According to Edward Grim:

... But the third knight inflicted a grave wound on the fallen one; with this blow he shattered the sword on the stone and his crown, which was large, separated from his head so that the blood turned white from the brain yet no less did the brain turn red from the blood; it purpled the appearance of the church with the colours of the lily and the rose, the colours of the Virgin and Mother and the life and death of the confessor and martyr...

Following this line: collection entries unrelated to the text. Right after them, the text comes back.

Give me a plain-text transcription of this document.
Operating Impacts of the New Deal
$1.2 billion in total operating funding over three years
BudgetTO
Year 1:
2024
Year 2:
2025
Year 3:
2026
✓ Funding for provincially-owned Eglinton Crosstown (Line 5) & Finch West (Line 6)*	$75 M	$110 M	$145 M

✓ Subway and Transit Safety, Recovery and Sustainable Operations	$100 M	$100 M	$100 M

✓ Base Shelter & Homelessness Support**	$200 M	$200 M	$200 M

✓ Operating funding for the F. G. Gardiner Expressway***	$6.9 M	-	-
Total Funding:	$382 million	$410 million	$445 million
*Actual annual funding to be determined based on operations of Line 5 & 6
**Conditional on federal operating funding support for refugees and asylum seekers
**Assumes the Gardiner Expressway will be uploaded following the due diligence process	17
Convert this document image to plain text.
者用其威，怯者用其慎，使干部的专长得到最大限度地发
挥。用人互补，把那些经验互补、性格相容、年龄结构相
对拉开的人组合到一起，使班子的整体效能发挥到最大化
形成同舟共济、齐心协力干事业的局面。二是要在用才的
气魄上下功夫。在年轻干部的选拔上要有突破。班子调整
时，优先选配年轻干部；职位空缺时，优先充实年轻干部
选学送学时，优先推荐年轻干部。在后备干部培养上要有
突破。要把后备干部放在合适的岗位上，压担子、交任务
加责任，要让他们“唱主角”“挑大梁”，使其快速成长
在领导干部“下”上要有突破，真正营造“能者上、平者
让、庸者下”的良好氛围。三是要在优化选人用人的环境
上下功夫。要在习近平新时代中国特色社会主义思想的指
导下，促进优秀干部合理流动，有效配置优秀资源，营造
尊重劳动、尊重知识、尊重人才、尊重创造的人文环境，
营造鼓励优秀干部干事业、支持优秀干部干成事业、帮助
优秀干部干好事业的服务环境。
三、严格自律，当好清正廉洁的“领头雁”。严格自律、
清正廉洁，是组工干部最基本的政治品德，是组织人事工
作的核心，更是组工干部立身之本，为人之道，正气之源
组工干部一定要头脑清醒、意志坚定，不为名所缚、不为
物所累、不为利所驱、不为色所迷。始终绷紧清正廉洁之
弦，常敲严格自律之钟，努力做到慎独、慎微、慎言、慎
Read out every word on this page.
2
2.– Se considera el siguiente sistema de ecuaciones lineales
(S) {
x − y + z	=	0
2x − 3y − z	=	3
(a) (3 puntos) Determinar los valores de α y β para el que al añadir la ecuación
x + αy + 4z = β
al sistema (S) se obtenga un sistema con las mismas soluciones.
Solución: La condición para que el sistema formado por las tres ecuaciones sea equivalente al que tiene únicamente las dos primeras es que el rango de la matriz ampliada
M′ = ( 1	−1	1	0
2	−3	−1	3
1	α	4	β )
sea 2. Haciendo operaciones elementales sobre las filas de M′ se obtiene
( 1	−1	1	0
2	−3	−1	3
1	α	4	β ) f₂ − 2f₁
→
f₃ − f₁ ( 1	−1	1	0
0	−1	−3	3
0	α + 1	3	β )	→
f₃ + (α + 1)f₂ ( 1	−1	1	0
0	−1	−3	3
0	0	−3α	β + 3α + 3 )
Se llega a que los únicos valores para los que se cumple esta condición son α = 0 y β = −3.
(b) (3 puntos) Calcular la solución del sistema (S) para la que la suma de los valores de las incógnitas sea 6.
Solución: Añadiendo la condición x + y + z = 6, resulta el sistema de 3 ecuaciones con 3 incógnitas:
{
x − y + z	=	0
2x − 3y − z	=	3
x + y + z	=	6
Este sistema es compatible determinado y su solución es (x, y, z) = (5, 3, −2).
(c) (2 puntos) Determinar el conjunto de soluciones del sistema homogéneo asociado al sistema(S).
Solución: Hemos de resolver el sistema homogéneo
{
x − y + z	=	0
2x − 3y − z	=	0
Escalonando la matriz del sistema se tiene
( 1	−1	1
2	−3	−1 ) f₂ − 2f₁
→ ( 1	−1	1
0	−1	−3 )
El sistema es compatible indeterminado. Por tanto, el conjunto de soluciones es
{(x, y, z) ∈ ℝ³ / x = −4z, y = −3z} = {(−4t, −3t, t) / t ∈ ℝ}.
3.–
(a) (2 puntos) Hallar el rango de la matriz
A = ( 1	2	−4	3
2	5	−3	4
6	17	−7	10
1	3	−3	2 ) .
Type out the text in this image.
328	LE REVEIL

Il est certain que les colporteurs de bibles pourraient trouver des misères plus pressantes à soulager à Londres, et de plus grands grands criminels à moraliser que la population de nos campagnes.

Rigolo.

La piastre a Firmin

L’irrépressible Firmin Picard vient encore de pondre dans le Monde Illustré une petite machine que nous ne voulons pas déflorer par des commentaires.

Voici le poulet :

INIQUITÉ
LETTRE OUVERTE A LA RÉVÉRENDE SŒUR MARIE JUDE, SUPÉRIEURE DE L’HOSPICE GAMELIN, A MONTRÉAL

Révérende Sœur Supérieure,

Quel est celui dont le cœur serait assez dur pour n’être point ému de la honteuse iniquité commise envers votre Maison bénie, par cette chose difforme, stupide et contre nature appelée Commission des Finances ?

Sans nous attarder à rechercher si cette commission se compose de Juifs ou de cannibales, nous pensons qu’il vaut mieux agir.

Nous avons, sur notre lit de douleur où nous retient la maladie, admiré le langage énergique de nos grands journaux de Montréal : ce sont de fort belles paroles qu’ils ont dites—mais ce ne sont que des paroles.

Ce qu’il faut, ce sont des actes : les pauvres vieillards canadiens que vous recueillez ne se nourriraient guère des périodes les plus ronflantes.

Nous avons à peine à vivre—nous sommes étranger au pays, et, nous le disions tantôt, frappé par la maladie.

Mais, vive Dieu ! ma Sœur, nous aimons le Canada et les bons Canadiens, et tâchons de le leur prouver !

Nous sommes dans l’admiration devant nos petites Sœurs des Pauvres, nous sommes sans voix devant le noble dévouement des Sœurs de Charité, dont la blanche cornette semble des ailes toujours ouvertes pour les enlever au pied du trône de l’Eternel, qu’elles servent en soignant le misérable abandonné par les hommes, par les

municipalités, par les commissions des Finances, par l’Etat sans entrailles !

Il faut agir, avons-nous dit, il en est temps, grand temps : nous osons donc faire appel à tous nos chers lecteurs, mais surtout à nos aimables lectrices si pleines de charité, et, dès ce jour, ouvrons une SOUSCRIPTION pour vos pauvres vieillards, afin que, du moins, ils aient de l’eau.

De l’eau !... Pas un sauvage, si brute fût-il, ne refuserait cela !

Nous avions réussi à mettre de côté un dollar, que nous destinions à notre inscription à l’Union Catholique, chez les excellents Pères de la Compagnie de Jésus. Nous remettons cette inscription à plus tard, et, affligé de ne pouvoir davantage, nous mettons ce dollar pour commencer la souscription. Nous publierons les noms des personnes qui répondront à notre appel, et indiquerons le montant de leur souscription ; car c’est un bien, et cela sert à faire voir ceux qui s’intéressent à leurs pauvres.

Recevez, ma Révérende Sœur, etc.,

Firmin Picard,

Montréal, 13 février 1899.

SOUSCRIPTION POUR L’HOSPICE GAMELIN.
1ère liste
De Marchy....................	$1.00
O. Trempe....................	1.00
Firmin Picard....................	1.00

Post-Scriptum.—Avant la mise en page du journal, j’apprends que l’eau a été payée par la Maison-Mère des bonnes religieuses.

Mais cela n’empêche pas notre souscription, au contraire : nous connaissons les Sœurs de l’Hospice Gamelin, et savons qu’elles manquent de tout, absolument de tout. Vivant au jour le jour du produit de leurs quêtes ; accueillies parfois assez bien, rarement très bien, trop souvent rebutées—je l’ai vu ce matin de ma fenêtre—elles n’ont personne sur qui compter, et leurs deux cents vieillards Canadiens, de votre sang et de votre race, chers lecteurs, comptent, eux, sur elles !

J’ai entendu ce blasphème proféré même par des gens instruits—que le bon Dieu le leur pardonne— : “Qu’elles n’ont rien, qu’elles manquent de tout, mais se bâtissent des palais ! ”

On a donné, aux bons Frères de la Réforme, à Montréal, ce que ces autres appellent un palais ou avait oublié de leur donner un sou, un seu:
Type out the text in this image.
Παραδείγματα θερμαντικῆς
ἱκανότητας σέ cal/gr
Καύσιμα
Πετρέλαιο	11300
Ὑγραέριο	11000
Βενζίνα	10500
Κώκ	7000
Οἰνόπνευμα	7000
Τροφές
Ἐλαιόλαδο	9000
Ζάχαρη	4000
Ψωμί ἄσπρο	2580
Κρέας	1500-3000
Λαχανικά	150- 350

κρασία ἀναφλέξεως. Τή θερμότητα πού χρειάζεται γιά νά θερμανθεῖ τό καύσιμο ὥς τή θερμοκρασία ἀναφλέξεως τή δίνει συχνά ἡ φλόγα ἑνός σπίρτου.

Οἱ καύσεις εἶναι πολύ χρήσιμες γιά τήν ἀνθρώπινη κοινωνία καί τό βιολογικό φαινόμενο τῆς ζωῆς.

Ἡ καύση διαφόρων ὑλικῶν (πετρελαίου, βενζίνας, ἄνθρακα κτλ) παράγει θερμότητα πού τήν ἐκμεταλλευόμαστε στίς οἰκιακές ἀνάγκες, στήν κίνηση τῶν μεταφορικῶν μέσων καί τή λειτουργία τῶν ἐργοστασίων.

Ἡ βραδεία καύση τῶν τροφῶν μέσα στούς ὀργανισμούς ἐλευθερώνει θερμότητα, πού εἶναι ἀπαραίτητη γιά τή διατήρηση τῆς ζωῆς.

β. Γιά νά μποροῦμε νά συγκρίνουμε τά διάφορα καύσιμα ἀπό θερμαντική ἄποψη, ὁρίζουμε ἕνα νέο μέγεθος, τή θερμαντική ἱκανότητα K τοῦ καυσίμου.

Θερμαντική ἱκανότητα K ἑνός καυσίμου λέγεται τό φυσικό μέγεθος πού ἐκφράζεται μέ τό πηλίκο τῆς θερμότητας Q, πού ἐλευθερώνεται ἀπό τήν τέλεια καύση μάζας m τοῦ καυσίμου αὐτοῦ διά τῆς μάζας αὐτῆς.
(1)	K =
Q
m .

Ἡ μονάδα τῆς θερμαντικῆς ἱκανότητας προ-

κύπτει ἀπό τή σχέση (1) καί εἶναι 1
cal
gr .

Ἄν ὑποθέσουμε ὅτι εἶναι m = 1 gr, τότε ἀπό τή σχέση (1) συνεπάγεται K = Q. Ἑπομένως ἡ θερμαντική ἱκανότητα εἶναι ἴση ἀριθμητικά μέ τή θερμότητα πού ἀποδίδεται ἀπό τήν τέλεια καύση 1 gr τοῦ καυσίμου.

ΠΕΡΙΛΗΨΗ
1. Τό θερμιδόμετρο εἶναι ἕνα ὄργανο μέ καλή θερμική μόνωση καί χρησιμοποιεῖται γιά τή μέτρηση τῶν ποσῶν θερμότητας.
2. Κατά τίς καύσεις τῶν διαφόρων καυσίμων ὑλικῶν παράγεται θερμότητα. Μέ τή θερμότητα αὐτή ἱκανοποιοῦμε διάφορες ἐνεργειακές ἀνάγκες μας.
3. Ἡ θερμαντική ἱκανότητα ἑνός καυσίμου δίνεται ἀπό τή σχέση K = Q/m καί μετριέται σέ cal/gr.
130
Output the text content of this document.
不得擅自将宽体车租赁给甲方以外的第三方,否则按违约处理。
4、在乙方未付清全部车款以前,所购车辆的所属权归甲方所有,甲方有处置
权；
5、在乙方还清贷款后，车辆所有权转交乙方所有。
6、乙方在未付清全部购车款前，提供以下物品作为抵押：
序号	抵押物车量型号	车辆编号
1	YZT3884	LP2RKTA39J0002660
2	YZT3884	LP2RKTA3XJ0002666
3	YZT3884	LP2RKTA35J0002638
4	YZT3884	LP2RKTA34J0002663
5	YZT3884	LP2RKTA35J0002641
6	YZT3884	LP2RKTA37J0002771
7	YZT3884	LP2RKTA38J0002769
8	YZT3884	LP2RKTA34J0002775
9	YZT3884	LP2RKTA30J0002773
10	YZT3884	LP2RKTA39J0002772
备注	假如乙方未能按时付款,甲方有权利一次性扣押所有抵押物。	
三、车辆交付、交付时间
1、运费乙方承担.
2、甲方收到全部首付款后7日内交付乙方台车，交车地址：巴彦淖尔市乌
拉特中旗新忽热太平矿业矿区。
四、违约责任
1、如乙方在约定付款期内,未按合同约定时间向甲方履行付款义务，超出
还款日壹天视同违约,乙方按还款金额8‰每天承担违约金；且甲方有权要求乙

He shouted "Take that, for the love of my lord William, the king's brother!" when he delivered the fatal blow. It was believed by William's friends that the count had died of a broken heart after Thomas Becket refused to allow his marriage.

==Aftermath==
After the assassination the four knights fled to Scotland and from there to Knaresborough Castle in Yorkshire. All four were excommunicated by the Pope Alexander III at Easter in 1171 and ordered to undertake penitentiary pilgrimages to the Holy Land for 14 years.

Brito eventually retired to the island of Jersey. A ledger stone for one of the le Bretons of Jersey survives in St Thomas's Church in Salisbury. The Brett family of Whitestaunton in Somerset are said by the Duchess of Cleveland to be descended from the Brettes of Sampford Brett, and are the ancestors of the present Brett family, Viscounts Esher.